Last week the Los Angeles times reported that the California State University system has taken a bizarre approach to trying to increase tuition revenues during its 2013 spring term.

The system, trying to prepare for a possible $250-million cut, is reportedly planning on denying admission to California residents—whose tuition is subsidized—in favor of the higher tuition brought in by out-of-state and international students. Non-California residents pay an additional $372 per semester unit.

The move would significantly change CSU’s student population. For the fall 2012 semester, approximately 95 percent of students are California residents.

Originally, the plan laid out by Cal State was to freeze enrollment for the spring 2013 term. It would have allowed 10 campuses to accept new students, who would have been limited to community college transfer students and a few other special cases.
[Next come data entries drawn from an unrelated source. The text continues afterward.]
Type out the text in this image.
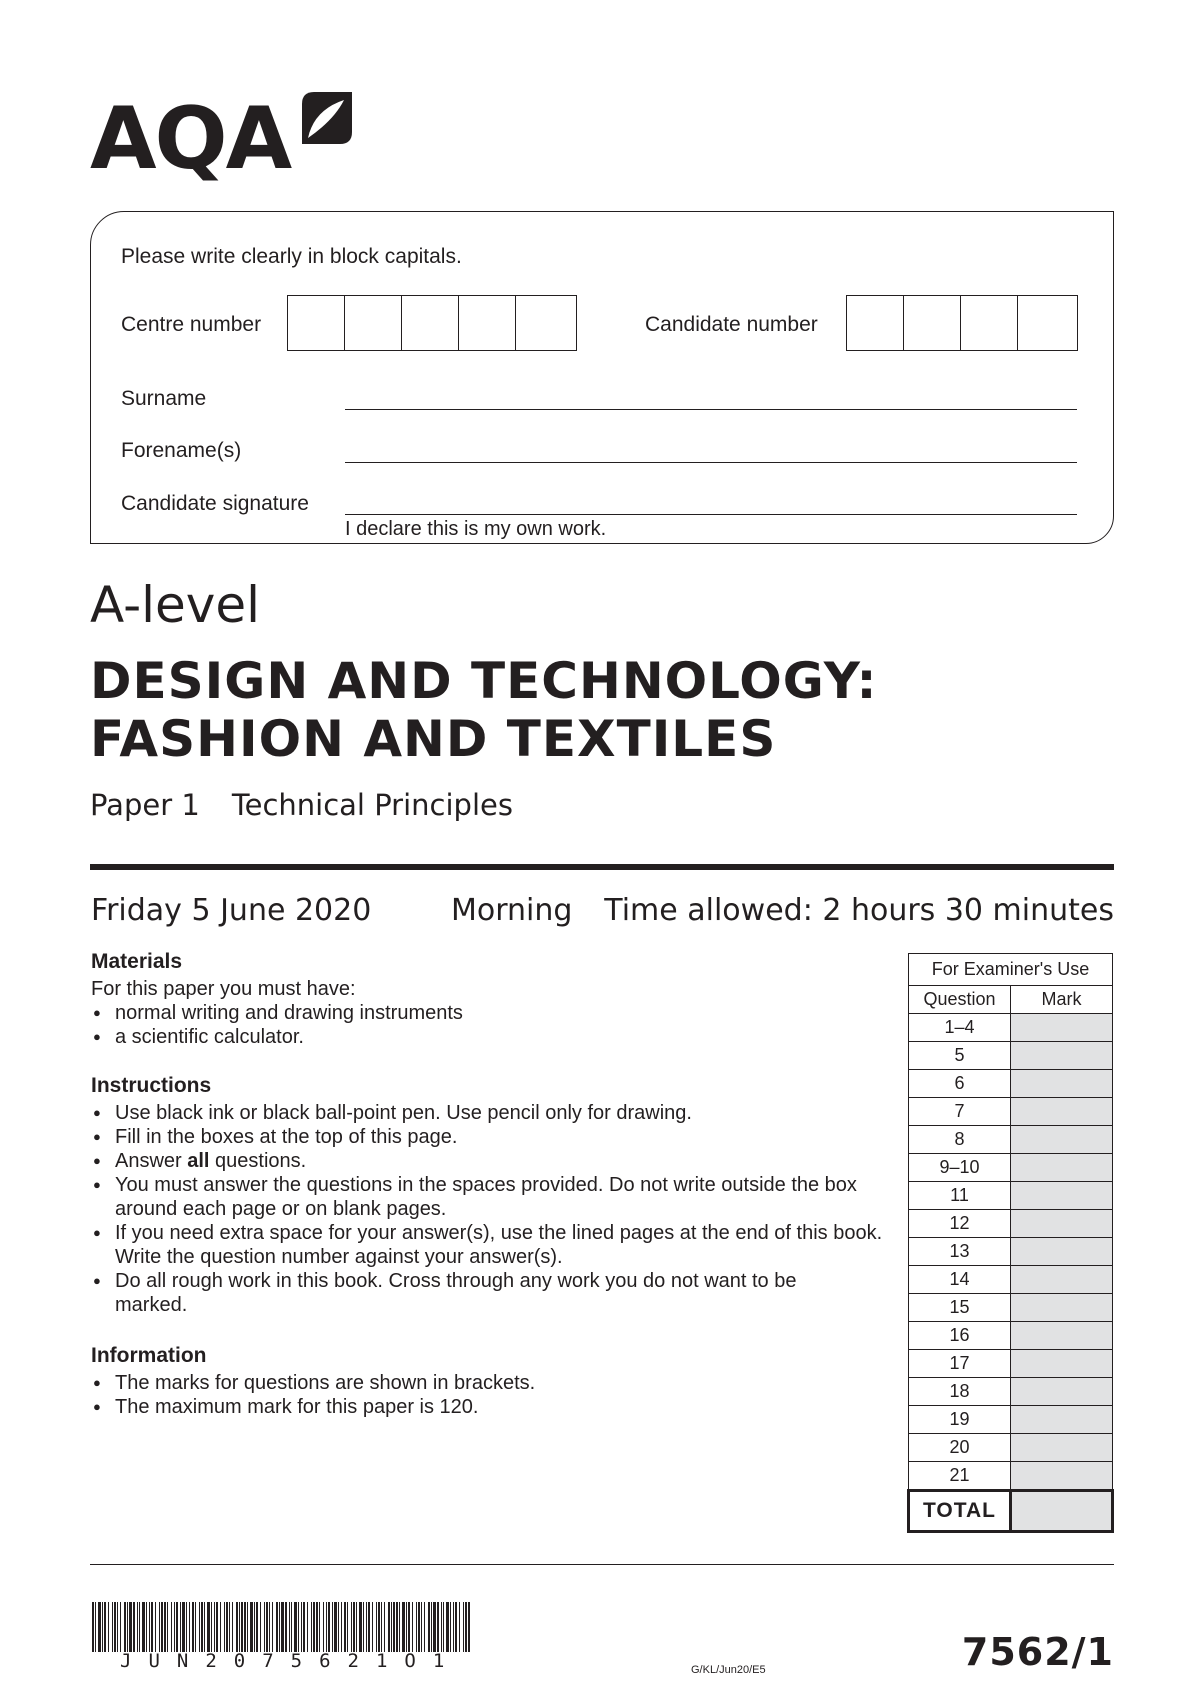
AQA
Please write clearly in block capitals.
Centre number	Candidate number
Surname
Forename(s)
Candidate signature
I declare this is my own work.
A-level
DESIGN AND TECHNOLOGY:
FASHION AND TEXTILES
Paper 1 Technical Principles
Friday 5 June 2020	Morning Time allowed: 2 hours 30 minutes
Materials
For this paper you must have:
● normal writing and drawing instruments
● a scientific calculator.
Instructions
● Use black ink or black ball-point pen. Use pencil only for drawing.
● Fill in the boxes at the top of this page.
● Answer all questions.
● You must answer the questions in the spaces provided. Do not write outside the box around each page or on blank pages.
● If you need extra space for your answer(s), use the lined pages at the end of this book. Write the question number against your answer(s).
● Do all rough work in this book. Cross through any work you do not want to be marked.
Information
● The marks for questions are shown in brackets.
● The maximum mark for this paper is 120.
For Examiner's Use	
Question	Mark
1–4	
5	
6	
7	
8	
9–10	
11	
12	
13	
14	
15	
16	
17	
18	
19	
20	
21	
TOTAL	
JUN2075621O1	G/KL/Jun20/E5	7562/1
A spokesman told the LA Times that non-resident undergraduate and graduate students would be exempt from the freeze due to the higher tuition they bring in.

“We need to make appropriate enrollment cuts and that, unfortunately, has to be California residents,” he said. “If a campus has a program with the capacity to bring in students who are not subsidized and who are paying for the entirety of instruction, they could … bring in additional revenue that could go to benefit state residents.”

David Allison, the president of Cal State’s Student Association, told the Times that while he understood the rationale for tough decisions to be made, the resident enrollment freeze runs against Cal State’s mission.

“I do buy the fact that because of budget cuts, a lot of tough decisions have to be made,” he said. “The mission of Cal State is accessibility and affordability.… I find it troubling that students who are not California residents are being given priority.”